/ Wort zum Tag

Psalm 48,11

Bibelvers

"Gott, wie dein Name, so ist auch dein Ruhm bis an der Welt Enden."

Psalm 48,11

Da steht der römische Centurio bei den Kreuzen, an denen die drei Männer hängen. Und dann sagt er diesen einen bedeutungsschweren Satz: „Wahrlich, dieser Mensch  - Jesus - ist Gottes Sohn gewesen.“ (Mk. 15, 39) Später zieht er dann mit seinen Soldaten wieder zurück in das Römerlager. Was wird er wohl seiner Frau erzählt haben? Und was seinen Freunden, als seine Dienstzeit in Israel zu Ende war, und er wieder nach Rom zurückkehren durfte? Vielleicht auch in eine andere, von den Römern unterworfene Stadt oder Region Europas. Wir wissen es nicht.

Was wir wissen, ist, dass sich der christliche Glaube, in den ersten Jahrhunderten nach Christi Geburt über den gesamten Mittelmeerraum ausgebreitet hat. Das geschah durch den Apostel Paulus, aber nicht nur durch ihn. Viele Kontakte ergaben sich durch die Römerherrschaft. Soldaten kamen mit der Botschaft von Jesus Christus in Berührung, verwarfen sie, verspotteten sie, ärgerten sich über sie, aber einige nahmen sie an. Davon wird ja schon im Neuen Testament berichtet. Der Hauptmann von Kapernaum und der Hauptmann Cornelius seien als Beispiele genannt. Etliche dieser Soldaten gaben die Botschaft weiter, an Kameraden, an Familienmitglieder, an Freunde, an Bedienstete im eigenen Haus. So breitete sich das Evangelium aus. Sicher trugen auch die intensiven Handelsbeziehungen innerhalb des römischen Einflussbereichs dazu bei.
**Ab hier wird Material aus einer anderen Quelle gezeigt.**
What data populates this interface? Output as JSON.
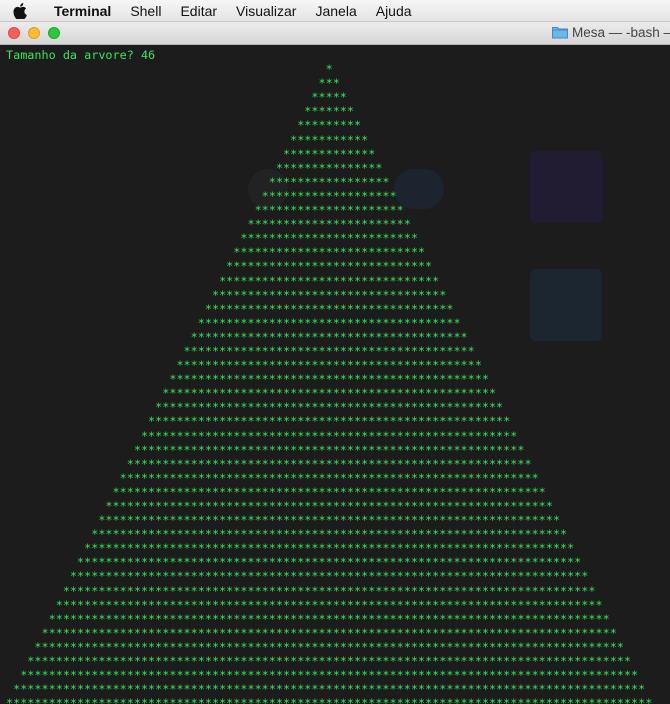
{
  "menubar": {
    "app_name": "Terminal",
    "items": [
      "Shell",
      "Editar",
      "Visualizar",
      "Janela",
      "Ajuda"
    ]
  },
  "window": {
    "title": "Mesa — -bash —",
    "title_icon": "folder-icon"
  },
  "terminal": {
    "prompt_line": "Tamanho da arvore? 46",
    "tree_char": "*",
    "tree_size": 46,
    "text_color": "#37e65a",
    "background": "#1c1c1c"
  }
}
Und so ist die gute Botschaft von Jesus Christus durch all die Jahrhunderte seither weitergegeben worden. Von Menschen an Menschen. Durch Missionare, aber nicht nur durch sie. Ich erinnere mich an den Bericht eines Missionars aus Afrika. Der erzählte: „Wir kamen zum ersten Mal in ein Dorf, in dem wir noch nie gewesen waren. Da hatten die Dorfbewohner aus hölzernen Stangen und Bananenstaudenblättern eine Kirche gebaut. Wir haben sie gefragt, wie sie dazu gekommen sind, diese Hütte für Gott zu bauen. Daraufhin wurde uns erzählt, dass Menschen aus dem Dorf in einem der Nachbardörfer von dem Glauben an den einen unsichtbaren Gott und seinen Sohn Jesus Christus gehört hätten. Sie hätten auch berichtet, dass dieser Glaube das Leben und Verhalten der Menschen sehr verändert habe.

Deshalb habe man sich entschlossen, diese Hütte zu bauen und dort zu dem einen unsichtbaren Gott und seinem Sohn Jesus Christus zu beten.
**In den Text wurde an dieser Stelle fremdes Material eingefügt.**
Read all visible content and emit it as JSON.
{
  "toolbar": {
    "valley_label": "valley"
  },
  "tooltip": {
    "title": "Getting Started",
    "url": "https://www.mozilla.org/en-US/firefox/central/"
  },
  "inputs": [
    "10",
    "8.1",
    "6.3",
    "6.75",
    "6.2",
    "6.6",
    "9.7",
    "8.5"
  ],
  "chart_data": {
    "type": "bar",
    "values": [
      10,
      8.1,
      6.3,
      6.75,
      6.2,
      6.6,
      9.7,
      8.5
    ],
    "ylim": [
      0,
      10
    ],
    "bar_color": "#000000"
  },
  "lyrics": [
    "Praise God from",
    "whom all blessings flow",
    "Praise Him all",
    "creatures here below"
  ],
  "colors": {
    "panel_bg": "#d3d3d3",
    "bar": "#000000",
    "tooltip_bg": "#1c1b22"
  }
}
Die Herrnhuter Losung für den heutigen Tag lautet: „Gott, wie dein Name, so ist auch dein Ruhm bis an der Welt Enden.“ (Psalm 48, 11)  „... bis ans Ende der Welt.“

Heute erst recht haben wir ungeahnte Möglichkeiten der Weitergabe des Evangeliums. Mit Radiosendungen können heute Gebiete erreicht werden, die für eine christliche Missionstätigkeit verschlossen sind. Christliche Fernsehsender produzieren und senden die gute Botschaft in jedes Haus. Im Internet gibt es eine schon kaum noch übersehbare Vielfalt an Informationsmöglichkeiten. Und nicht zu vergessen: Seit der Reformation  - und heute immer noch - wird das Evangelium durch Druckerzeugnisse der verschiedensten Art weitergegeben. Und immer noch gilt: Der beste Weg ist die persönliche Weitergabe dessen, was wir glauben und leben, von Mensch zu Mensch.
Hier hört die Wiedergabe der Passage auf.